Photo credit: nickdryz on Flickr
Lately, I’ve noticed some physical aggression from Jacob that I haven’t seen from Hannah. He goes toe-to-toe with other kids when he feels wronged in some way. If you take a toy from Jacob, even if you’re a full year older and a full head taller, he is going to the mat to get it back. In contrast, Hannah opted for the ‘cry and seek out mama’ approach. As my son very deliberately stares another kid in the eye and moves into his space, I’m reminded of a pair of bucks facing off over a mate.
It’s possible the differences I see between my kids are just normal personality variations, unrelated to gender. But maybe not. Maybe there are intrinsic differences. Or maybe they’ve been socialized differently, without my awareness. As Jacob headbutts me and chases his sister with a stick, he does seem kind of like a little testosterone monster. But maybe that’s just what I expect to see.

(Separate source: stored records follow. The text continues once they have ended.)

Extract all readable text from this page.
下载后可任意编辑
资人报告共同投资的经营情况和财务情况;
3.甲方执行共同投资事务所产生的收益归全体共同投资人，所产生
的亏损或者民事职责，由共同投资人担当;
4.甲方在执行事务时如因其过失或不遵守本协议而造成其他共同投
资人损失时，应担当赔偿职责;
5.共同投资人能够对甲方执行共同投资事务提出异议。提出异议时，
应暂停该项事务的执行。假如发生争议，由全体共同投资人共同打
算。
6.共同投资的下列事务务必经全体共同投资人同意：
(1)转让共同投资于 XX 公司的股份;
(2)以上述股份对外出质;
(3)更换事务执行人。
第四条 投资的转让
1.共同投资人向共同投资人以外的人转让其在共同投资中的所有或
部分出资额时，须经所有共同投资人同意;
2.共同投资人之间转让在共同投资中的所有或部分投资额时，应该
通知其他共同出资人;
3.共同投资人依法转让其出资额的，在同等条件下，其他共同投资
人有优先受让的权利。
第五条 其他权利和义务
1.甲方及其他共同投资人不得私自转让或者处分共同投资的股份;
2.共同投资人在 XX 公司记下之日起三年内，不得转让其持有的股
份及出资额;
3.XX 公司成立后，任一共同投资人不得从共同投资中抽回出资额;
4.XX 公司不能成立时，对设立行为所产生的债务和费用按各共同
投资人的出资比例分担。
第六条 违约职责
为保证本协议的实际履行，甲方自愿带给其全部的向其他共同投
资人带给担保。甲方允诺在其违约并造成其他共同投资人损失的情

Jacob sporting a bruise after engaging in some risky behaviour
I decided to do some research, and see what I could find. Here are some observed differences between boys and girls:
- 17-month-old boys are much more likely than their female counterparts to show physical aggression.

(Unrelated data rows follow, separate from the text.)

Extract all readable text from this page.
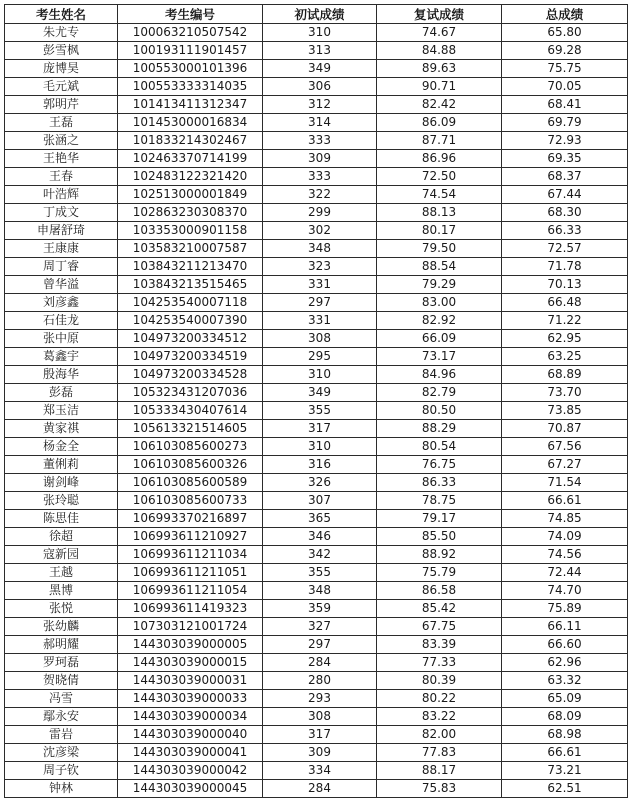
考生姓名	考生编号	初试成绩	复试成绩	总成绩
朱尤专	100063210507542	310	74.67	65.80
彭雪枫	100193111901457	313	84.88	69.28
庞博昊	100553000101396	349	89.63	75.75
毛元斌	100553333314035	306	90.71	70.05
郭明芹	101413411312347	312	82.42	68.41
王磊	101453000016834	314	86.09	69.79
张涵之	101833214302467	333	87.71	72.93
王艳华	102463370714199	309	86.96	69.35
王春	102483122321420	333	72.50	68.37
叶浩辉	102513000001849	322	74.54	67.44
丁成文	102863230308370	299	88.13	68.30
申屠舒琦	103353000901158	302	80.17	66.33
王康康	103583210007587	348	79.50	72.57
周丁睿	103843211213470	323	88.54	71.78
曾华溢	103843213515465	331	79.29	70.13
刘彦鑫	104253540007118	297	83.00	66.48
石佳龙	104253540007390	331	82.92	71.22
张中原	104973200334512	308	66.09	62.95
葛鑫宇	104973200334519	295	73.17	63.25
殷海华	104973200334528	310	84.96	68.89
彭磊	105323431207036	349	82.79	73.70
郑玉洁	105333430407614	355	80.50	73.85
黄家祺	105613321514605	317	88.29	70.87
杨金全	106103085600273	310	80.54	67.56
董俐莉	106103085600326	316	76.75	67.27
谢剑峰	106103085600589	326	86.33	71.54
张玲聪	106103085600733	307	78.75	66.61
陈思佳	106993370216897	365	79.17	74.85
徐超	106993611210927	346	85.50	74.09
寇新园	106993611211034	342	88.92	74.56
王越	106993611211051	355	75.79	72.44
黑博	106993611211054	348	86.58	74.70
张悦	106993611419323	359	85.42	75.89
张幼麟	107303121001724	327	67.75	66.11
郝明耀	144303039000005	297	83.39	66.60
罗珂磊	144303039000015	284	77.33	62.96
贺晓倩	144303039000031	280	80.39	63.32
冯雪	144303039000033	293	80.22	65.09
鄢永安	144303039000034	308	83.22	68.09
雷岩	144303039000040	317	82.00	68.98
沈彦梁	144303039000041	309	77.83	66.61
周子钦	144303039000042	334	88.17	73.21
钟林	144303039000045	284	75.83	62.51
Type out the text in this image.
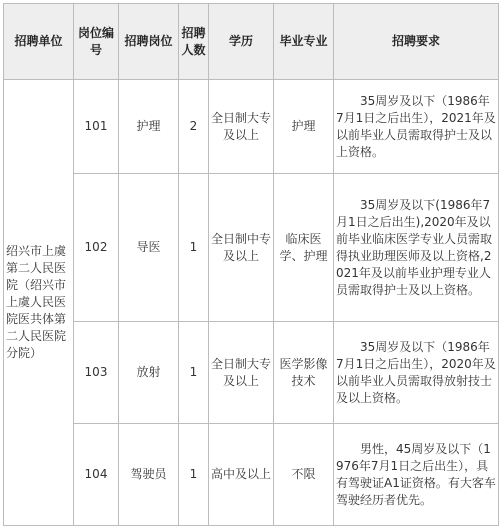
招聘单位	岗位编号	招聘岗位	招聘人数	学历	毕业专业	招聘要求
绍兴市上虞第二人民医院（绍兴市上虞人民医院医共体第二人民医院分院）	101	护理	2	全日制大专及以上	护理	35周岁及以下（1986年7月1日之后出生），2021年及以前毕业人员需取得护士及以上资格。

	102	导医	1	全日制中专及以上	临床医学、护理	35周岁及以下(1986年7月1日之后出生),2020年及以前毕业临床医学专业人员需取得执业助理医师及以上资格,2021年及以前毕业护理专业人员需取得护士及以上资格。

	103	放射	1	全日制大专及以上	医学影像技术	35周岁及以下（1986年7月1日之后出生），2020年及以前毕业人员需取得放射技士及以上资格。

	104	驾驶员	1	高中及以上	不限	男性，45周岁及以下（1976年7月1日之后出生），具有驾驶证A1证资格。有大客车驾驶经历者优先。
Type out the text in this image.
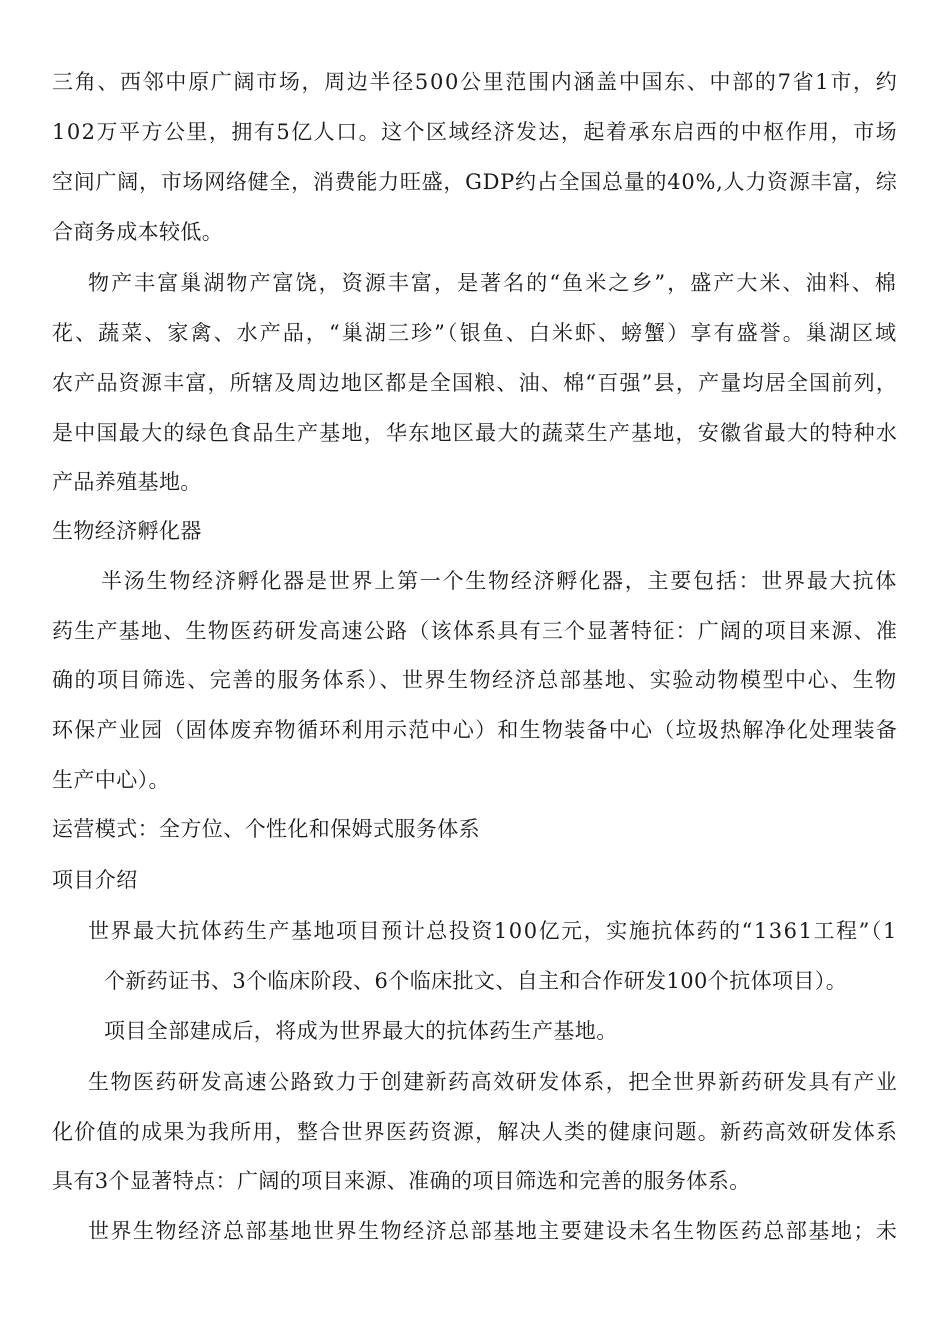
三角、西邻中原广阔市场，周边半径500公里范围内涵盖中国东、中部的7省1市，约
102万平方公里，拥有5亿人口。这个区域经济发达，起着承东启西的中枢作用，市场
空间广阔，市场网络健全，消费能力旺盛，GDP约占全国总量的40%,人力资源丰富，综
合商务成本较低。
物产丰富巢湖物产富饶，资源丰富，是著名的“鱼米之乡”，盛产大米、油料、棉
花、蔬菜、家禽、水产品，“巢湖三珍”（银鱼、白米虾、螃蟹）享有盛誉。巢湖区域
农产品资源丰富，所辖及周边地区都是全国粮、油、棉“百强”县，产量均居全国前列，
是中国最大的绿色食品生产基地，华东地区最大的蔬菜生产基地，安徽省最大的特种水
产品养殖基地。
生物经济孵化器
半汤生物经济孵化器是世界上第一个生物经济孵化器，主要包括：世界最大抗体
药生产基地、生物医药研发高速公路（该体系具有三个显著特征：广阔的项目来源、准
确的项目筛选、完善的服务体系）、世界生物经济总部基地、实验动物模型中心、生物
环保产业园（固体废弃物循环利用示范中心）和生物装备中心（垃圾热解净化处理装备
生产中心）。
运营模式：全方位、个性化和保姆式服务体系
项目介绍
世界最大抗体药生产基地项目预计总投资100亿元，实施抗体药的“1361工程”（1
个新药证书、3个临床阶段、6个临床批文、自主和合作研发100个抗体项目）。
项目全部建成后，将成为世界最大的抗体药生产基地。
生物医药研发高速公路致力于创建新药高效研发体系，把全世界新药研发具有产业
化价值的成果为我所用，整合世界医药资源，解决人类的健康问题。新药高效研发体系
具有3个显著特点：广阔的项目来源、准确的项目筛选和完善的服务体系。
世界生物经济总部基地世界生物经济总部基地主要建设未名生物医药总部基地；未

- Boys are more likely to experience most kinds of injuries and are more likely to engage in risky behaviours.
- Girls have higher rates of prosocial behaviour, and boys have higher rates of physical aggression.
- Children as young as 18 months display preferences for gender-stereotyped toys.
There are physical differences between boys and girls – it’s how we tell their gender in the first place. Starting in the womb, boys secrete higher levels of ‘male’ hormones and girls secrete higher levels of ‘female’ hormones. As a woman who has experienced puberty, menstruation, pregnancy and birth I know that hormones have a big impact on how I behave. And as a person who attended Junior High I know that social pressure also has a big impact on how I behave. I can’t even separate the two for myself, let alone my kids.
Hannah LOVES pink
Even given the differences (which, let’s face it, are generalizations anyway), it still doesn’t answer the question of why they exist. Children are aware of gender from a very early age. They are also aware of the different ways that males and females usually behave from an early age. There is simply no way to separate nature from nurture, given the complexity of human behaviour. The studies I read acknowledged as much. Big help there, studies.
Regardless of their cause, I see some gender differences between my children. I don’t believe they are entirely in my head, or entirely the product of my parenting. But maybe I’m wrong. There’s really no way of knowing, because I can’t go back to the beginning, change the conditions and re-run the experiment with the same kid. What I can say for sure is that I will continue to love and support my children regardless of their gender identification, and how they choose to express it.
What do you think? Are there are real, inborn differences between boys and girls? Or do you think any differences are the product of socialization, and possibly even our own observer bias and what we expect our kids to do? I’d love it if you weighed in!